I previously had OpenPBS running fine in a cloud environment, but I’m not unable to get new nodes to register. Seems like the Scheduler isn’t learning about the new nodes at all.
On the compute node we don’t see anything suspicious in the mom_logs
.
On the scheduler:
[root@ip-10-102-101-252 comm_logs]# qstat
Job id Name User Time Use S Queue
---------------- ---------------- ---------------- -------- - -----
1062.ip-10-102-1* hello-world my-user 0 Q test
[root@ip-10-102-101-252 comm_logs]# cat /etc/pbs.conf
PBS_SERVER=ip-10-102-101-252
PBS_START_SERVER=1
PBS_START_SCHED=1
PBS_START_COMM=1
PBS_START_MOM=0
PBS_EXEC=/opt/pbs
PBS_HOME=/var/spool/pbs
PBS_CORE_LIMIT=unlimited
PBS_SCP=/usr/bin/scp
[root@ip-10-102-101-252 comm_logs]# pbsnodes -av
pbsnodes: Server has no node list
Nothing on the Scheduler looks obviously suspicious in the server_logs
, mom_logs
or comm_logs
.
In the server logs we see requests like this come in (from compute nodes):
11/30/2023 22:32:58;0100;Server@ip-10-102-101-252;Req;;Type 19 request received from user@ip-10-102-101-133.cloud.domain, sock=16
I’ve been able to manually create the node with a command like this:
qmgr -c "create node ip-10-102-101-133.cloud.domain"

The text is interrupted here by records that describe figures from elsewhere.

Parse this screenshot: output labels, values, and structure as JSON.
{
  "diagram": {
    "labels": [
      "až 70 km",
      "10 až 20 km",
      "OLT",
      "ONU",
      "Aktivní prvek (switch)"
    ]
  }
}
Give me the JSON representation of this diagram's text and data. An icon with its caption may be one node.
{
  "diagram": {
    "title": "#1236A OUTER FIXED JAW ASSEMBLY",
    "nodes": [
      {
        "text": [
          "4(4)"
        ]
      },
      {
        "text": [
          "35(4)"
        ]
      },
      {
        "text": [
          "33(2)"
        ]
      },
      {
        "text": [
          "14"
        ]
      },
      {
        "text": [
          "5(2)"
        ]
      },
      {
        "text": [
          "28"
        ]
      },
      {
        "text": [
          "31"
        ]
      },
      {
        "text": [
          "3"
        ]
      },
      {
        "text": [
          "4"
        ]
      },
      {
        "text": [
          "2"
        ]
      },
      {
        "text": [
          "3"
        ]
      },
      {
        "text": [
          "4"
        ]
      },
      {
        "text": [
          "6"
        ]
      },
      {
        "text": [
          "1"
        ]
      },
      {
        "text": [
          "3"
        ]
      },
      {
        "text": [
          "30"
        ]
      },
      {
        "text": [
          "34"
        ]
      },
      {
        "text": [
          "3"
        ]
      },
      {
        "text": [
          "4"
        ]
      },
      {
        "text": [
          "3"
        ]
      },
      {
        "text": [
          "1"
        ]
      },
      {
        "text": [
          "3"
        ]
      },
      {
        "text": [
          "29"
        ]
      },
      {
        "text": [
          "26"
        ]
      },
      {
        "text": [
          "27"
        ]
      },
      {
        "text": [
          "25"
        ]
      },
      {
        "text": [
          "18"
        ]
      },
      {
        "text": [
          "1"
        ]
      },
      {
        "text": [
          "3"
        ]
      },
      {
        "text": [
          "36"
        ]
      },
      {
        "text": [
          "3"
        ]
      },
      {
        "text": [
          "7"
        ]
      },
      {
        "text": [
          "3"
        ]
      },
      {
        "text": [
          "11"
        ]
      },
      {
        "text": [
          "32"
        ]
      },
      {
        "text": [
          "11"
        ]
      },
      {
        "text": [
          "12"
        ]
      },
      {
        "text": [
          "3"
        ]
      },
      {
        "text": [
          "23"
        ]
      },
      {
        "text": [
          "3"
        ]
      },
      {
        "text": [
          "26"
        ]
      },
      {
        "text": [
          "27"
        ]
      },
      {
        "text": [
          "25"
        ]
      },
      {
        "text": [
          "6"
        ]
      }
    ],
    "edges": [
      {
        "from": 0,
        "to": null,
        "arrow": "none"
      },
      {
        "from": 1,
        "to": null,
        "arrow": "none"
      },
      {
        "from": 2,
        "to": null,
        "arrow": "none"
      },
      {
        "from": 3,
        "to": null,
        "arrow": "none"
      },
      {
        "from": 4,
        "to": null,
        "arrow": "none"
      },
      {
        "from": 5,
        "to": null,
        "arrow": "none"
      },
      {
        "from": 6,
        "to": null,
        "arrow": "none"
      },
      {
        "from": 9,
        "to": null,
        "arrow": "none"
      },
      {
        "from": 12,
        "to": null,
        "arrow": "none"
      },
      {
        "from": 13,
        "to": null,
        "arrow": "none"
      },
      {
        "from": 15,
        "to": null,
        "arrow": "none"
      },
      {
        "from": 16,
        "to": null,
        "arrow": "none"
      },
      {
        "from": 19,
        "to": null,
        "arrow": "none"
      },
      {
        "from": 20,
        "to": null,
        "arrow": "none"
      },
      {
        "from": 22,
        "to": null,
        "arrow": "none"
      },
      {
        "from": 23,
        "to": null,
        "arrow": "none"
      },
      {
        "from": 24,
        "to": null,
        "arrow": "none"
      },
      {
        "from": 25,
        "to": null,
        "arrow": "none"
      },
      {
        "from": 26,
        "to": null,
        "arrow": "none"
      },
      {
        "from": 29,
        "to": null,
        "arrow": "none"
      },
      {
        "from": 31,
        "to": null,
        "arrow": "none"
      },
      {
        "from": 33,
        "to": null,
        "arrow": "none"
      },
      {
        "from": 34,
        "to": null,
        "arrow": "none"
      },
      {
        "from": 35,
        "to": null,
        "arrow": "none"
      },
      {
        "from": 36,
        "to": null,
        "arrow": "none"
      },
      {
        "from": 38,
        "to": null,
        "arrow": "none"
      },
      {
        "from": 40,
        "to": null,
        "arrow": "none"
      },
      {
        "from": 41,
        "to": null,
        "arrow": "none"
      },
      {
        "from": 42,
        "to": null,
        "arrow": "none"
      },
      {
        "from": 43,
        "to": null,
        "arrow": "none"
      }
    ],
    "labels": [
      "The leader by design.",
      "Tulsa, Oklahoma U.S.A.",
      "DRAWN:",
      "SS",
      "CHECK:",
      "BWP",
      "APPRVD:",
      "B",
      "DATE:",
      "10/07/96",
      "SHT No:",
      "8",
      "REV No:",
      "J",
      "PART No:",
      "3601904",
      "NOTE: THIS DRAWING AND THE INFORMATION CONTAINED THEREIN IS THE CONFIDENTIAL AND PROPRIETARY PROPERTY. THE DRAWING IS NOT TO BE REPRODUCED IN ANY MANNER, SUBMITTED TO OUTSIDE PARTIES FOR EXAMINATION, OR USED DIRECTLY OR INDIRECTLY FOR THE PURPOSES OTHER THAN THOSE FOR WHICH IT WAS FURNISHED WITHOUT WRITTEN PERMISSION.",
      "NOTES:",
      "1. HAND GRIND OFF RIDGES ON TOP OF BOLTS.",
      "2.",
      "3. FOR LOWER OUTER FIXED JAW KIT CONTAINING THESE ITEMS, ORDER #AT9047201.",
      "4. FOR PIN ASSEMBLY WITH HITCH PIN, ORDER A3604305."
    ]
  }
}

But previously, this would have been done automatically.
Note that we have a setup where the FQDN is the same as the canonical name, i.e. hostname
will return something like ip-10-102-101-133.cloud.domain
. This setup has worked for us in the past.
Are there other place to look to investigate why the compute nodes don’t seem to register to the Scheduler on their own?